Form potato mixture into round patties about 2½ inches across and ½ inch thick. In a bowl, beat the eggs with a fork. Heat ½ cup of the oil in a large frying pan over medium-high heat. When the oil is very hot, dip a cutlet in egg to coat and place it in the frying pan. Repeat with more cutlets, frying about three at a time, not overcrowding the pan. When browned (about 1 minute), turn the cutlets over and brown the other side. Remove from the heat, place on brown paper or paper towels to drain, and keep warm. After half the cutlets are cooked, discard the used oil, wipe out the pan, and use the remaining ½ cup of oil.
Yield: 15 to 20 2H-inch cutlets
¼ bunch cilantro A few sprigs of mint 1−2 teaspoons lemon juice |
2 cups plain yogurt Salt |
Place the cilantro and mint in a blender or food processor with lemon juice. Process to a fine paste. Add to yogurt and stir well to blend. Add salt to taste. Serve at room temperature.
Yield: About 2 cups
NOVEL THOUGHTS
“We specifically choose novels that raise provocative questions about relatively recent political history and related themes of identity,” says Tammi Coles of her Booker Tea Reading Group of Washington, D.C. The Booker Tea began discussing Booker Prize–winning fiction over Sunday afternoon tea; now the group seeks out favorably reviewed works with a commitment to demographic, geographic, and thematic diversity. They also balance their reading list by gender, selecting six male and six female writers each year.
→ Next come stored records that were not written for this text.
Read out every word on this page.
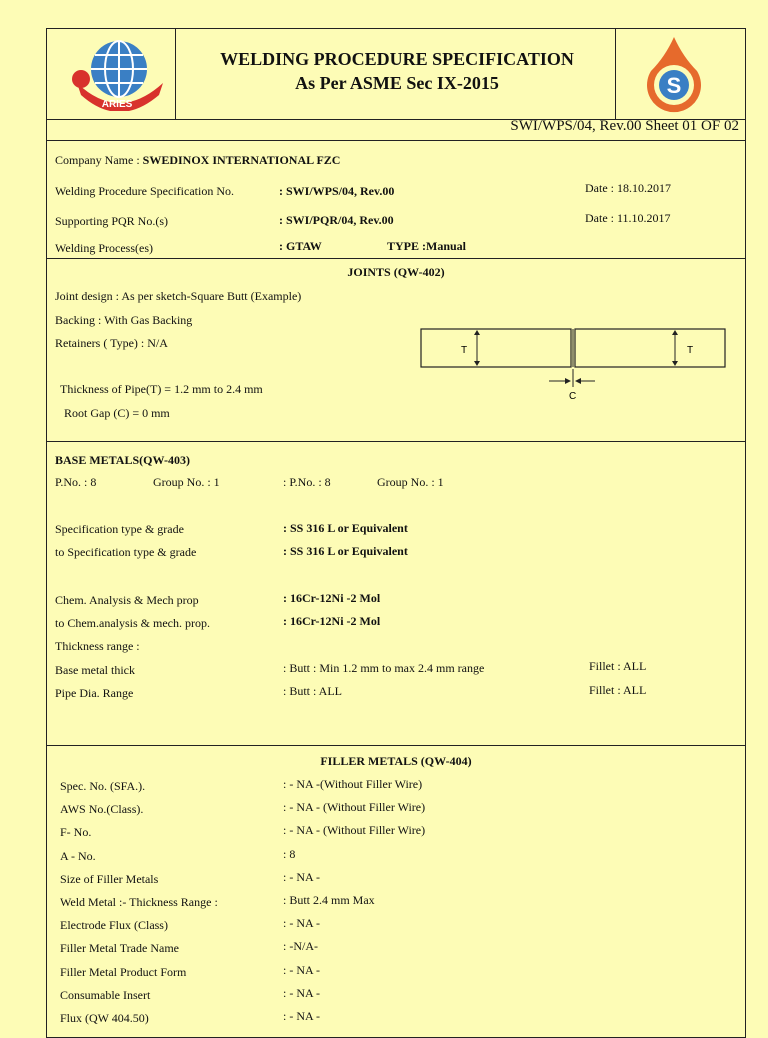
ARIES
WELDING PROCEDURE SPECIFICATION
As Per ASME Sec IX-2015	S
SWI/WPS/04, Rev.00 Sheet 01 OF 02
Company Name : SWEDINOX INTERNATIONAL FZC
Welding Procedure Specification No.	: SWI/WPS/04, Rev.00	Date : 18.10.2017
Supporting PQR No.(s)	: SWI/PQR/04, Rev.00	Date : 11.10.2017
Welding Process(es)	: GTAW	TYPE :Manual
JOINTS (QW-402)
Joint design : As per sketch-Square Butt (Example)
Backing : With Gas Backing
Retainers ( Type) : N/A
Thickness of Pipe(T) = 1.2 mm to 2.4 mm
Root Gap (C) = 0 mm
T	T
C
BASE METALS(QW-403)
P.No. : 8	Group No. : 1	: P.No. : 8	Group No. : 1
Specification type & grade	: SS 316 L or Equivalent
to Specification type & grade	: SS 316 L or Equivalent
Chem. Analysis & Mech prop	: 16Cr-12Ni -2 Mol
to Chem.analysis & mech. prop.	: 16Cr-12Ni -2 Mol
Thickness range :
Base metal thick	: Butt : Min 1.2 mm to max 2.4 mm range	Fillet : ALL
Pipe Dia. Range	: Butt : ALL	Fillet : ALL
FILLER METALS (QW-404)
Spec. No. (SFA.).	: - NA -(Without Filler Wire)
AWS No.(Class).	: - NA - (Without Filler Wire)
F- No.	: - NA - (Without Filler Wire)
A - No.	: 8
Size of Filler Metals	: - NA -
Weld Metal :- Thickness Range :	: Butt 2.4 mm Max
Electrode Flux (Class)	: - NA -
Filler Metal Trade Name	: -N/A-
Filler Metal Product Form	: - NA -
Consumable Insert	: - NA -
Flux (QW 404.50)	: - NA -
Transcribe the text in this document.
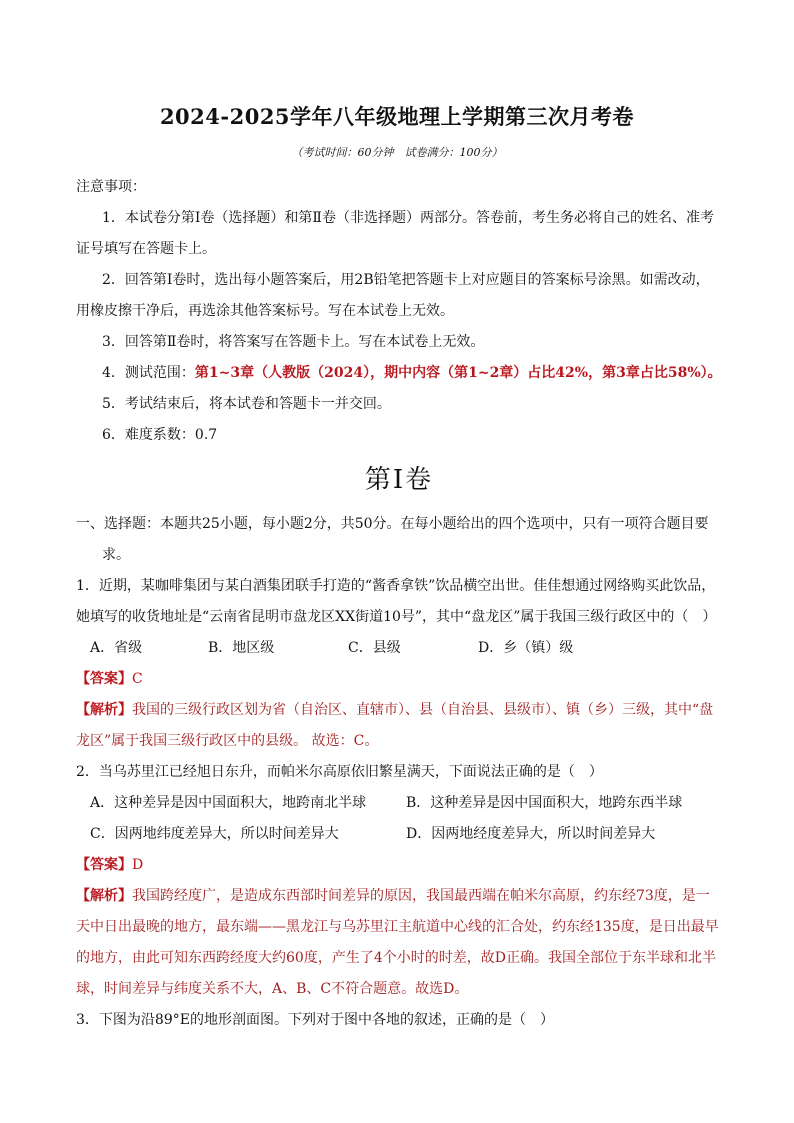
2024-2025学年八年级地理上学期第三次月考卷
（考试时间：60分钟　试卷满分：100分）

注意事项：

1．本试卷分第Ⅰ卷（选择题）和第Ⅱ卷（非选择题）两部分。答卷前，考生务必将自己的姓名、准考证号填写在答题卡上。

2．回答第Ⅰ卷时，选出每小题答案后，用2B铅笔把答题卡上对应题目的答案标号涂黑。如需改动，用橡皮擦干净后，再选涂其他答案标号。写在本试卷上无效。

3．回答第Ⅱ卷时，将答案写在答题卡上。写在本试卷上无效。

4．测试范围：第1~3章（人教版（2024），期中内容（第1~2章）占比42%，第3章占比58%）。

5．考试结束后，将本试卷和答题卡一并交回。

6．难度系数：0.7

第Ⅰ卷

一、选择题：本题共25小题，每小题2分，共50分。在每小题给出的四个选项中，只有一项符合题目要求。

1．近期，某咖啡集团与某白酒集团联手打造的“酱香拿铁”饮品横空出世。佳佳想通过网络购买此饮品，她填写的收货地址是“云南省昆明市盘龙区XX街道10号”，其中“盘龙区”属于我国三级行政区中的（　）

A．省级	B．地区级	C．县级	D．乡（镇）级

【答案】C

【解析】我国的三级行政区划为省（自治区、直辖市）、县（自治县、县级市）、镇（乡）三级，其中“盘龙区”属于我国三级行政区中的县级。 故选：C。

2．当乌苏里江已经旭日东升，而帕米尔高原依旧繁星满天，下面说法正确的是（　）

A．这种差异是因中国面积大，地跨南北半球	B．这种差异是因中国面积大，地跨东西半球
C．因两地纬度差异大，所以时间差异大	D．因两地经度差异大，所以时间差异大

【答案】D

【解析】我国跨经度广，是造成东西部时间差异的原因，我国最西端在帕米尔高原，约东经73度，是一天中日出最晚的地方，最东端——黑龙江与乌苏里江主航道中心线的汇合处，约东经135度，是日出最早的地方，由此可知东西跨经度大约60度，产生了4个小时的时差，故D正确。我国全部位于东半球和北半球，时间差异与纬度关系不大，A、B、C不符合题意。故选D。

3．下图为沿89°E的地形剖面图。下列对于图中各地的叙述，正确的是（　）
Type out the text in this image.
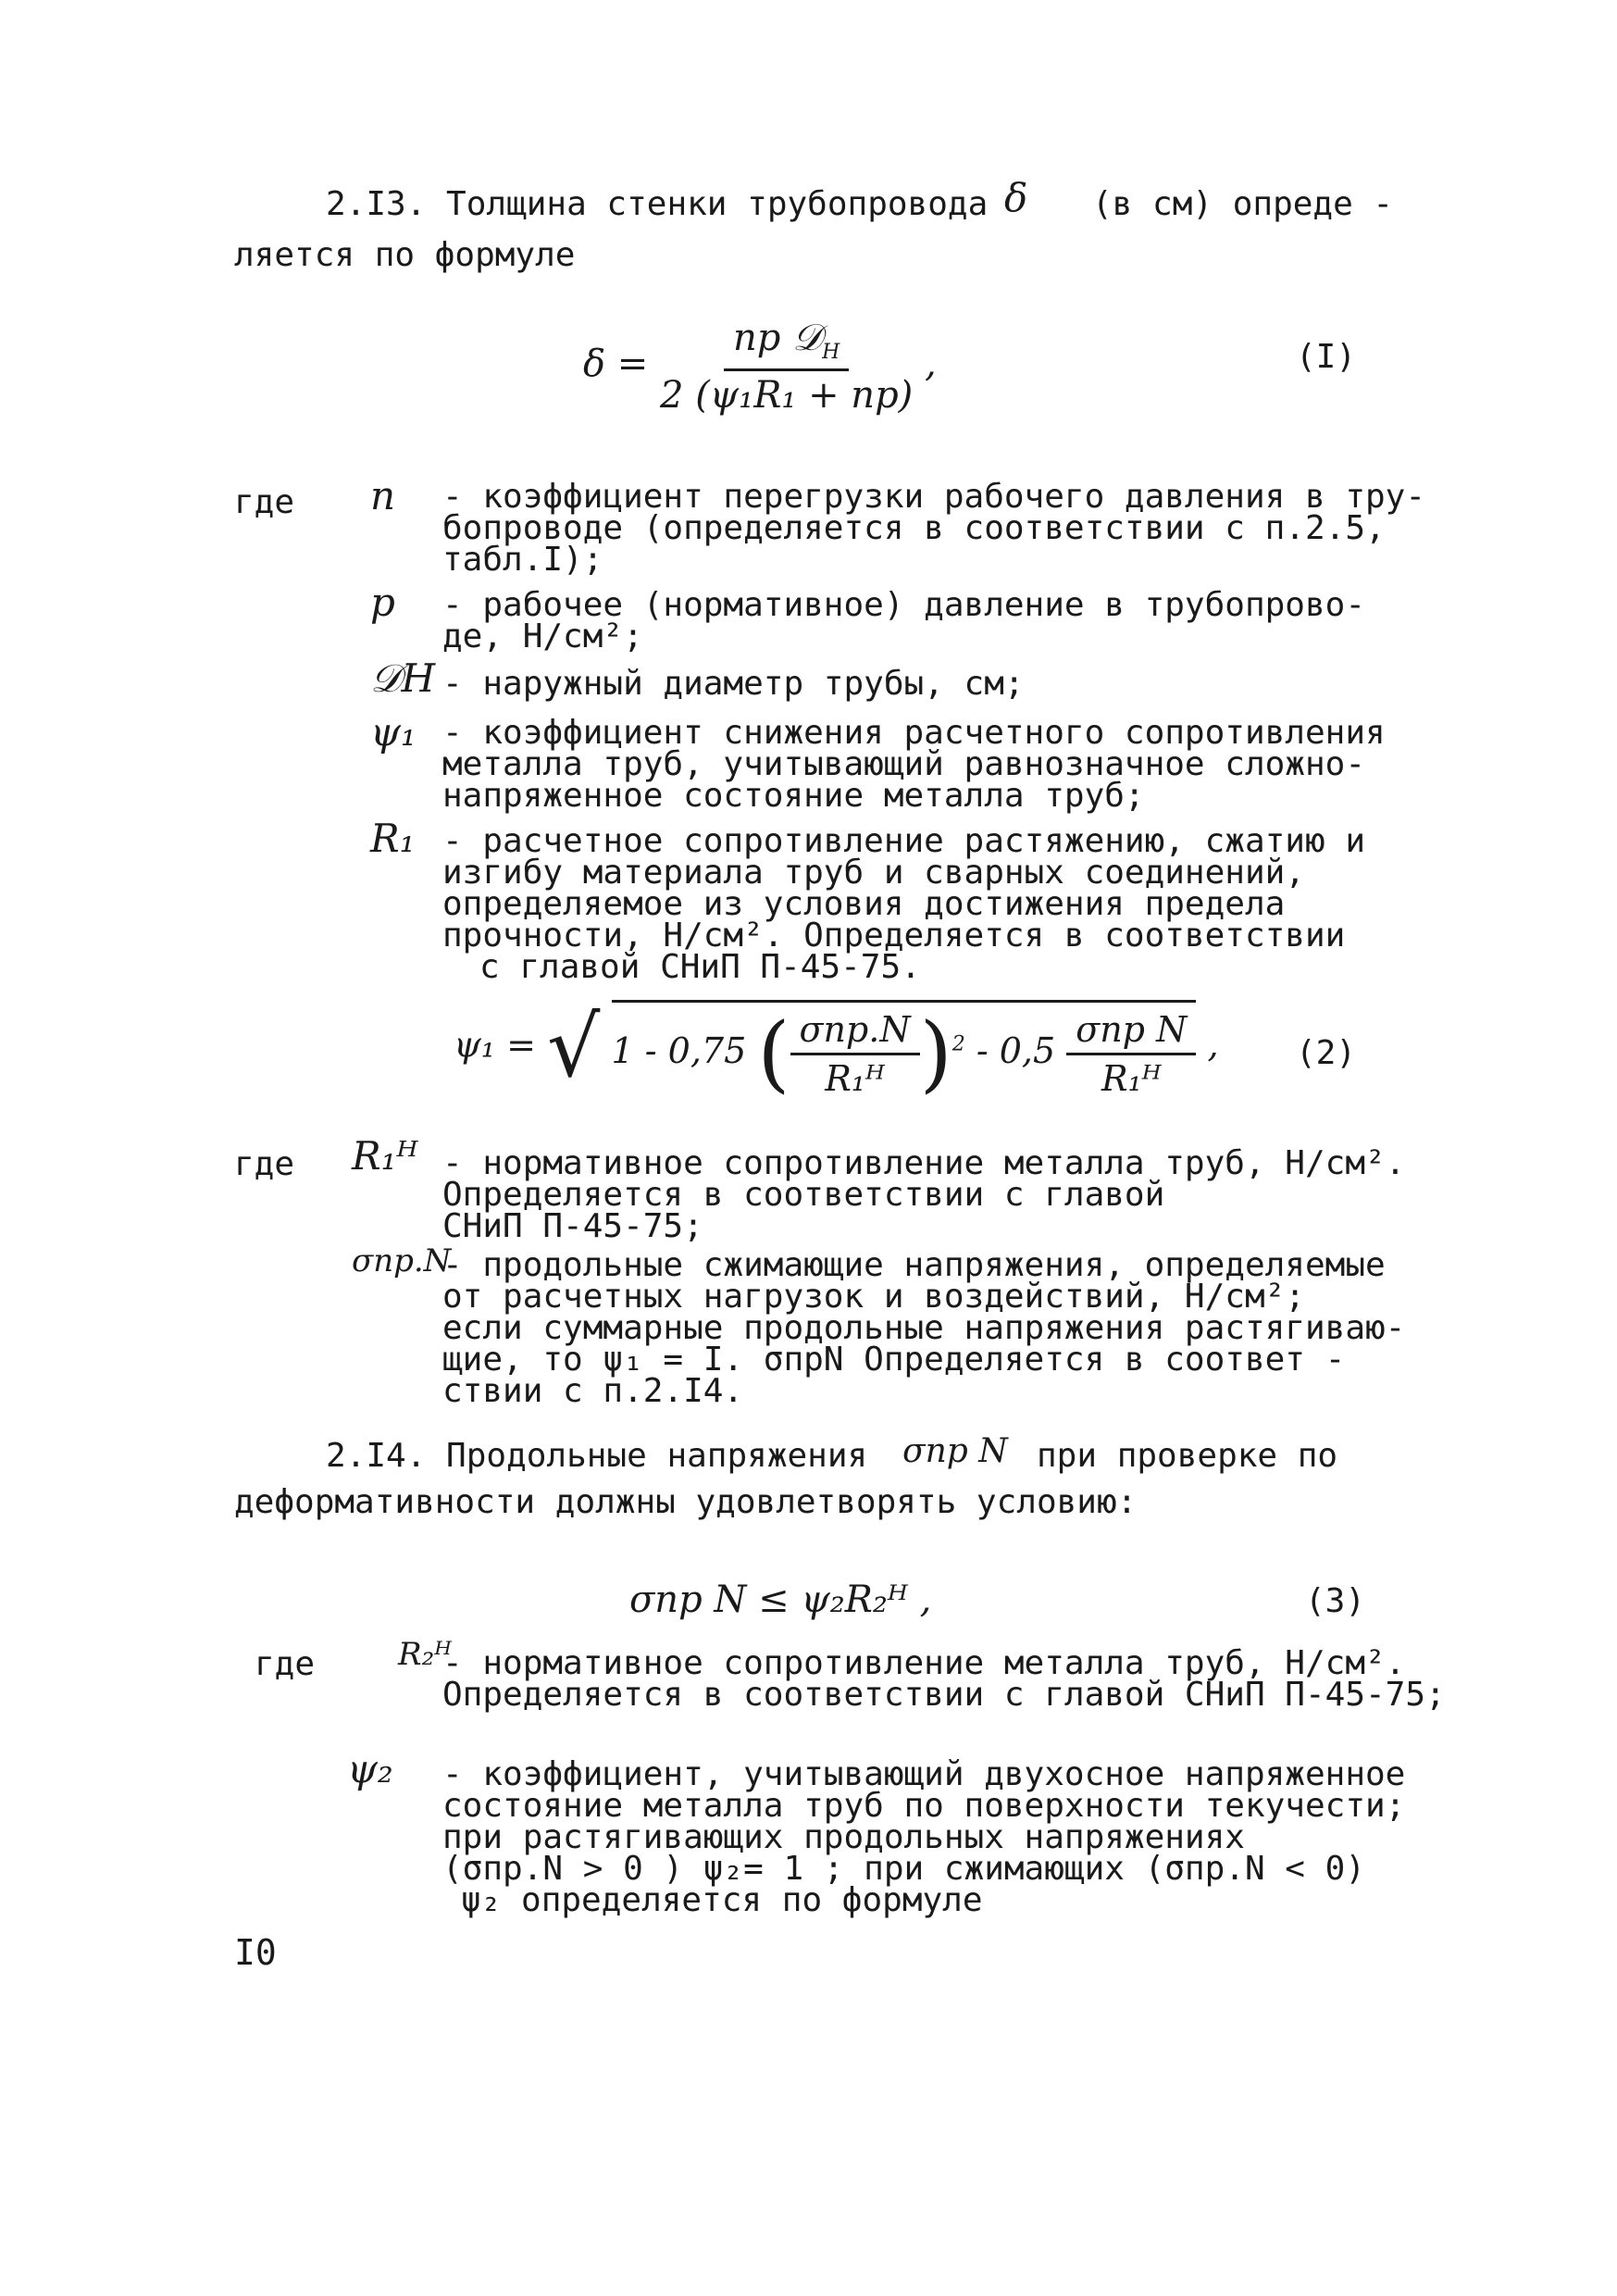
2.I3. Толщина стенки трубопровода δ (в см) опреде -
ляется по формуле
$\delta = \frac{np 𝒟_H}{\text{2 (ψ₁R₁ + np)}}$ ,	(I)
где n - коэффициент перегрузки рабочего давления в тру-
бопроводе (определяется в соответствии с п.2.5,
табл.I);
p - рабочее (нормативное) давление в трубопрово-
де, Н/см²;
𝒟H - наружный диаметр трубы, см;
ψ₁ - коэффициент снижения расчетного сопротивления
металла труб, учитывающий равнозначное сложно-
напряженное состояние металла труб;
R₁ - расчетное сопротивление растяжению, сжатию и
изгибу материала труб и сварных соединений,
определяемое из условия достижения предела
прочности, Н/см². Определяется в соответствии
с главой СНиП П-45-75.
ψ₁ = √ 1 - 0,75 ( $\frac{\text{σпр.N}}{\text{R₁ᴴ}} )^2 - 0,5 \frac{\text{σпр N}}{\text{R₁ᴴ}}$ , (2)
где R₁ᴴ - нормативное сопротивление металла труб, Н/см².
Определяется в соответствии с главой
СНиП П-45-75;
σпр.N
- продольные сжимающие напряжения, определяемые
от расчетных нагрузок и воздействий, Н/см²;
если суммарные продольные напряжения растягиваю-
щие, то ψ₁ = I. σпрN Определяется в соответ -
ствии с п.2.I4.
2.I4. Продольные напряжения σпр N при проверке по
деформативности должны удовлетворять условию:
σпр N ≤ ψ₂R₂ᴴ ,	(3)
где	R₂ᴴ
- нормативное сопротивление металла труб, Н/см².
Определяется в соответствии с главой СНиП П-45-75;
ψ₂ - коэффициент, учитывающий двухосное напряженное
состояние металла труб по поверхности текучести;
при растягивающих продольных напряжениях
(σпр.N > 0 ) ψ₂= 1 ; при сжимающих (σпр.N < 0)
ψ₂ определяется по формуле
I0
The Booker Tea Reading Group has read many great works by Indian writers, but The God of Small Things had particular resonance. “The characters and politics were so well described,” says Coles. “We look for novels that expose us to varied political perspectives on recent world history. The way politics affected the characters was so vivid. It was a novel, but it brought us to a clear understanding of India’s real political history.”
Katherine Sawyer admired Arundhati Roy’s evocative use of language to create striking imagery and the way she skillfully drew characters from very different walks of life, from an eight-year-old child to a middle-aged man. Coles admired how the book’s vivid characters “evoked a strong emotional response.” “I can’t say enough about how excellent the book is for a group discussion,” she adds.
More Food for Thought
Members of the Meeteetse Book Group in Meeteetse, Wyoming, shared homecooked Indian dishes, including shrimp curry, spicy chicken curry, rice, and flatbread, over discussion of The God of Small Things. The group has read several books set in India that have inspired other menu ideas. “Lentil dal is a nice side dish,” suggests Rosemary Lowther, a group member for five years. “And mango ice cream makes a great dessert for an Indian dinner.”